PRÁTICAS PEDAGÓGICAS



Nas últimas décadas observou-se uma grande preocupação em relação às linhas pedagógicas adotadas pelas instituições escolares. Na Educação Infantil não é diferente. O que se verifica nas creches e pré-escolas são tendências bastante distintas, que, no entanto, podem-se mesclar na prática do dia-a-dia da instituição.
Parte significativa das práticas pedagógicas em Educação Infantil tem dificuldade de considerar a criança pequena como um ser capaz e competente. Por isso, afastam o menino e a menina do mundo em que vivem e da cultura em que estão inseridos. Muito difundidas, essas práticas tendem a simplificar os conteúdos e a desconsiderar aquilo que a criança já sabe, imaginando que ela é um receptáculo vazio, que precisa receber as informações lentamente, a conta-gotas. Um exemplo é o repertório musical de instituições de Educação Infantil, pois muitos educadores, ignorando o rico cancioneiro popular brasileiro, ensinam músicas pobres e simplistas para as crianças.
Associa-se também a uma concepção ultrapassada de "pedagogia da prontidão", que compreende a pré-escola somente como uma preparação para a alfabetização e o cálculo. Não leva em conta que a criança tem uma maneira lúdica de interagir com o mundo e que a infância é um tempo em si.

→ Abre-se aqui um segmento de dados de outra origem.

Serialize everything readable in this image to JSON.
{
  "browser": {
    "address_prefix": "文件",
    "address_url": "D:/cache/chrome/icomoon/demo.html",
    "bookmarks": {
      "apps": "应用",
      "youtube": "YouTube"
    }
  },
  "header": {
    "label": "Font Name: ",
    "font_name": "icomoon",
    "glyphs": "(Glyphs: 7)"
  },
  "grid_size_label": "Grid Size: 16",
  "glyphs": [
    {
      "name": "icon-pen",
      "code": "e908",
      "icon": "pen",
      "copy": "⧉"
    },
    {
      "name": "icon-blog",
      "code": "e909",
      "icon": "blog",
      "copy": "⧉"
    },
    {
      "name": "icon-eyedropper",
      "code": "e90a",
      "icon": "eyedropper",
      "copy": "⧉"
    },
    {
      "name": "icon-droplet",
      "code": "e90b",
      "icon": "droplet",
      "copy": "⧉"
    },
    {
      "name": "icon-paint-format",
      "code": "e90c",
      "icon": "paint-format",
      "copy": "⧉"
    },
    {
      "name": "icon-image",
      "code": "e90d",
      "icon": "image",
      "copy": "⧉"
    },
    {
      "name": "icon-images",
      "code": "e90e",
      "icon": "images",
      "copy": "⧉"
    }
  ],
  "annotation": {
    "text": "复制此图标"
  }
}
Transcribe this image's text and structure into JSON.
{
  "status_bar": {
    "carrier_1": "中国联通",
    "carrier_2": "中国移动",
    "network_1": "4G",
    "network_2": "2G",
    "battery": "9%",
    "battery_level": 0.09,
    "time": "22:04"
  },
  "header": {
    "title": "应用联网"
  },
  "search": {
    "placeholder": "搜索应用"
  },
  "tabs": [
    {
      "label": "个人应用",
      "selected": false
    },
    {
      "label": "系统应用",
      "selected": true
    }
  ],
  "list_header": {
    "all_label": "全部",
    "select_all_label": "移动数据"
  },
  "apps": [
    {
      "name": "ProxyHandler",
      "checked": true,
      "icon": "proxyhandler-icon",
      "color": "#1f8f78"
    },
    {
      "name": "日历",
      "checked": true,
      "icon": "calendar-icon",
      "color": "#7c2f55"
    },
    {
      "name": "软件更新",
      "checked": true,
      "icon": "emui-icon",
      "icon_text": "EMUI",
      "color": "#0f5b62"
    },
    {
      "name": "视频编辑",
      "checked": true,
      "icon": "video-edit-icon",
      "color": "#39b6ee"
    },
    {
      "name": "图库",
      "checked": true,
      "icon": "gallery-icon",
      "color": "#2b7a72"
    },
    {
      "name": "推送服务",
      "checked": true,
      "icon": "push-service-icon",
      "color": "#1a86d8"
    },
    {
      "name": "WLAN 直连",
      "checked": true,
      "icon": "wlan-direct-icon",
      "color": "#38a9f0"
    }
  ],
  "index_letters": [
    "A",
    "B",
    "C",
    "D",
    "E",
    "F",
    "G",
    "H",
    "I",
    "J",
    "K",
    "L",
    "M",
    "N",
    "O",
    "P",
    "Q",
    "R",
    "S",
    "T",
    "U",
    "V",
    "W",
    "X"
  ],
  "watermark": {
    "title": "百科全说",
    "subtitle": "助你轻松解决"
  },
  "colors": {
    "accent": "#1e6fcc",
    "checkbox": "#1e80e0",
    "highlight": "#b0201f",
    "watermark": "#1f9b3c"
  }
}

No outro extremo estão práticas pedagógicas que idealizam a criança, considerando que ela tudo pode e tudo sabe. Segundo essa concepção, a criança é protagonista, e o professor não deve interferir no processo de aprendizagem. Não se valorizam as aprendizagens específicas e de conteúdos. Assim, observa-se a mesma limitação da outra prática, ou seja, não se atua no potencial de aprendizagem da criança.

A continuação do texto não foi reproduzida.